En su participación durante el panel, López se refirió a dos ejes fundamentales para una estrategia de fortalecimiento de la proveeduría local: entrenamiento y certificación.

“El entrenamiento no se debe limitar a la fabricación de piezas. Se debe conocer de moldeo, se deben tener tecnologías que ayuden a la validación. Esto es necesario para dar una mejor calidad. Ahora bien, en cuanto a las certificaciones, quiero apoyarme en lo que dice el Dr. Enrique sobre la necesidad de generar confianza. La confianza no se gana con ir a platicar con un cliente, tener una junta y decirle: ‘oye, tengo 35 años haciendo moldes’. Parte de la confianza se gana a través de certificaciones  en donde terceras compañías van y revisan tu proceso y todo es manejado por medio de procedimientos estándares. Eso es lo que realmente gana la confianza”, comentó.

“Nosotros validamos proveedores y tenemos un sistema de certificación, pero de 30 tool makers que hay el mundo (certificados por nosotros) ninguno está en México. Entonces, hay un largo camino por recorrer”, aseguró.

El directivo insiste en que los fabricantes de moldes deben conocer mucho más el plástico, como materia prima del proceso donde interviene el molde. En este sentido destacó el caso de Moldes Mendoza, quienes toman cursos de moldeo por inyección para fabricar piezas, porque justamente quieren darles a sus clientes algo más. “Ellos tienen la visión de no limitarse a hacer el molde y entregarlo a sus clientes, sino que lo validan internamente, y si en algún caso se presenta un problema cuando el molde ya está en operación en la planta del cliente, tienen la capacidad de ir y apoyar”, refirió el director de RJG Latinoamérica.

Siguiendo con el tema de entrenamiento, López señala que es la base para todo: “Puedo tener un equipo de alta tecnología, o me puede llegar una máquina o un centro de maquinado de alta tecnología, pero si el personal no tiene entrenamiento, la empresa no podrá sacarle provecho a esa inversión”, comentó.

Otra medida muy importante que destaca López es estandarizar y generar procedimientos. “Desafortunadamente, a veces solo hay una persona en la compañía que sabe hacer las cosas y, de repente, cuando se va, se nos viene el mundo encima. No se puede depender de las personas, sino que hay que confiar en los sistemas. De manera que si alguna persona se va, la planta no entra crisis. Los famosos ISO no se crearon solo para darle una ocupación al ingeniero de calidad, sino para darle seguridad al cliente. Un molde para la industria automotriz cuesta en promedio unos 50 mil dólares, por lo que no se le va a entregar a quien no tenga todo un sistema de respaldo”, comentó.

Acerca de los retos que enfrentan los fabricantes de moldes en México, según López, está tener un pensamiento global.

“A veces caemos en la trampa de creer que no hay oportunidades porque las decisiones de compra de grandes corporativos no está cerca de mi taller, sino en Canadá, en Estados Unidos o en Europa. Sin embargo, los fabricantes de Asia no piensan así.
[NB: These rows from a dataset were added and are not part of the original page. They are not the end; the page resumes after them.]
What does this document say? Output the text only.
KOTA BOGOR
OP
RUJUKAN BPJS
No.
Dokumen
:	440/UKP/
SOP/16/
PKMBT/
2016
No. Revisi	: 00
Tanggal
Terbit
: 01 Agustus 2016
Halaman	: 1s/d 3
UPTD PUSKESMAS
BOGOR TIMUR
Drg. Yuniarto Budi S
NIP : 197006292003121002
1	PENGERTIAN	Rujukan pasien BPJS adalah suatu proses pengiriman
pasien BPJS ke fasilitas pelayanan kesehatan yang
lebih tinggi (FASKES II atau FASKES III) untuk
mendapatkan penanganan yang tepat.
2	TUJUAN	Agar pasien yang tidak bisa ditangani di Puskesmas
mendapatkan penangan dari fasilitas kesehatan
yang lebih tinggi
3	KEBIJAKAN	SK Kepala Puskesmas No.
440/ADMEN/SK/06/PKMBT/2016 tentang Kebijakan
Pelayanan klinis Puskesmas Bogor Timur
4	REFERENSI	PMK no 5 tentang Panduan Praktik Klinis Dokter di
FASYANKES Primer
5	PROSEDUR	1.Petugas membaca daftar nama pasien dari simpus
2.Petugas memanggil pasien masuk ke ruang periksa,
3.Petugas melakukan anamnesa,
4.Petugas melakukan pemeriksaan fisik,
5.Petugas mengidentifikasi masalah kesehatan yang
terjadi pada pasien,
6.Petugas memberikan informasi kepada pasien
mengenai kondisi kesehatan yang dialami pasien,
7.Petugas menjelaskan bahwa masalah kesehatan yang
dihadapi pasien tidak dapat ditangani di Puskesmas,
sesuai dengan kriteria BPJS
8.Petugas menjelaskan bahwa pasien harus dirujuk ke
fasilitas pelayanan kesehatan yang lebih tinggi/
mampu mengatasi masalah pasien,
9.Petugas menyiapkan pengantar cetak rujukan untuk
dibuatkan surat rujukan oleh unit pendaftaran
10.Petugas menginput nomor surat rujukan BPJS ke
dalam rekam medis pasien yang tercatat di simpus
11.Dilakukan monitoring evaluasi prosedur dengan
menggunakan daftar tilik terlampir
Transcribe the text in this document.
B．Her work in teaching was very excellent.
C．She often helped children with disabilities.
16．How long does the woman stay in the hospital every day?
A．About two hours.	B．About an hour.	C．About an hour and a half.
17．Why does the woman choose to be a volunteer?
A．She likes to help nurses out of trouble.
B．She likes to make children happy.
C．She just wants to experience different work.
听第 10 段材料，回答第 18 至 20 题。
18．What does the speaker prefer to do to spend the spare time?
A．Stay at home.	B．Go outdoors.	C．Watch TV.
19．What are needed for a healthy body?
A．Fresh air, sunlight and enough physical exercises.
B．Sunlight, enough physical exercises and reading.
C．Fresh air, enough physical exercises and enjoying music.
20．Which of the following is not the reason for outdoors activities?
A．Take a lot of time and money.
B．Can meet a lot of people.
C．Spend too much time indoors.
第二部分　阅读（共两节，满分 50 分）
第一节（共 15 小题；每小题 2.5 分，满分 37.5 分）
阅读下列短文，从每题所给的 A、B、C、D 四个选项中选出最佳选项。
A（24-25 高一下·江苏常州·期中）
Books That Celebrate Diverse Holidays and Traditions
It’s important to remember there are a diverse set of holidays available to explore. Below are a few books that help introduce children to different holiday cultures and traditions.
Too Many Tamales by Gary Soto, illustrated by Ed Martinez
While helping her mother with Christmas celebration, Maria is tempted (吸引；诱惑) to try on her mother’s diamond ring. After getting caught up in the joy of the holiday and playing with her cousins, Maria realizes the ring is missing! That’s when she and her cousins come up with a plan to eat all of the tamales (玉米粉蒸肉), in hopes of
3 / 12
Ellos están llegando a todo el mundo a través de redes sociales, viajes y contactos. Los invito a que piensen de su lista de contactos cuántos fabricantes de moldes son de Asia. Entonces, qué sucede si aquí nos lanzamos a tener un pensamiento global. A México están llegando muchas empresas de fuera porque hay el mercado. Así es que localmente también hay oportunidades. El punto no es querer hacer las cosas solos sino crear asociaciones, capacitarse y poco a poco ganar la confianza para que los negocios lleguen y permanezcan”, concluyó.